Mr. Golden: Gary Golden, also known as Triple O.G, Mr. G or G-dog, has been substitute teaching in the Kirkwood School District for 10 years.
Golden worked for AT&T, was a consultant for a software company and worked in an antique store. After he retired, he then began a job as a sub.
“He’s with it,” Logan Drake, senior, said. “For his age, he can just relate to all of us. He gets us.”
Although students know him to be the hip, fist-bumping teacher, there was a point of time where Golden did not connect as well with the students.
“When I first started doing this, I was going to try to sub the way I thought it should be, based on my school experience 50 years ago,” Golden said. “After about a year of not being able to communicate with the kids, I decided that you pick your battles and things are a lot more relaxed than when I went to school.”
Golden is now accustomed to today’s high school students, and while he’s usually the one teaching, he also gets a lot back from them.
“To me it’s a fun experience and being around kids keeps you young,’” Golden said. “And you pick up key words, like ‘the bomb.’”
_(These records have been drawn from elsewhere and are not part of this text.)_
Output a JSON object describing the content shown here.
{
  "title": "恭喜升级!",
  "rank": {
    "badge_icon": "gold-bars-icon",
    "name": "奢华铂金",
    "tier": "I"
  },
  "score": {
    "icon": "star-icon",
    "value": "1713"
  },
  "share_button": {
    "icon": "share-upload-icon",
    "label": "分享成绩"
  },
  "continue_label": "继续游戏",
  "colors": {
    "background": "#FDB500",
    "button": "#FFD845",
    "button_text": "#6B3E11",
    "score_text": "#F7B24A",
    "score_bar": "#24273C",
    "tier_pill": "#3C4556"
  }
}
Mr. Johnson: When walking into a classroom and finding a comic strip on the desk, most likely a panel from “Zits” or “Pearls Before Swine,” students can guess Charlie Johnson is their sub.
“Mathematics is hard, so you have to find an element of fun in teaching mathematics, so I try to do things that make students either laugh or energize to want to do the hard work,” Johnson said.
Johnson usually starts out class with a few trivia questions and awards the students that guess with the right answer with candy.
Although Johnson adds a fun atmosphere to the classroom, he takes teaching students very seriously. One of his favorite quotes is, ‘A teacher affects eternity; he never tell, where his influence stops,’ by Henry B. Adams.
“I have him a lot and he is very knowledgeable on a lot of different subjects. He is one of the only subs I have ever had that can take any subject and teach it almost fluently if not fluently,” Matt Conaway, junior, said.
Johnson has been in the Kirkwood School District for three years, the only district he has ever taught in.
“There were days in my ‘real job’ [as a engineer] when I did not necessarily want to get up to go to work. I cannot say that about this,” Johnson said.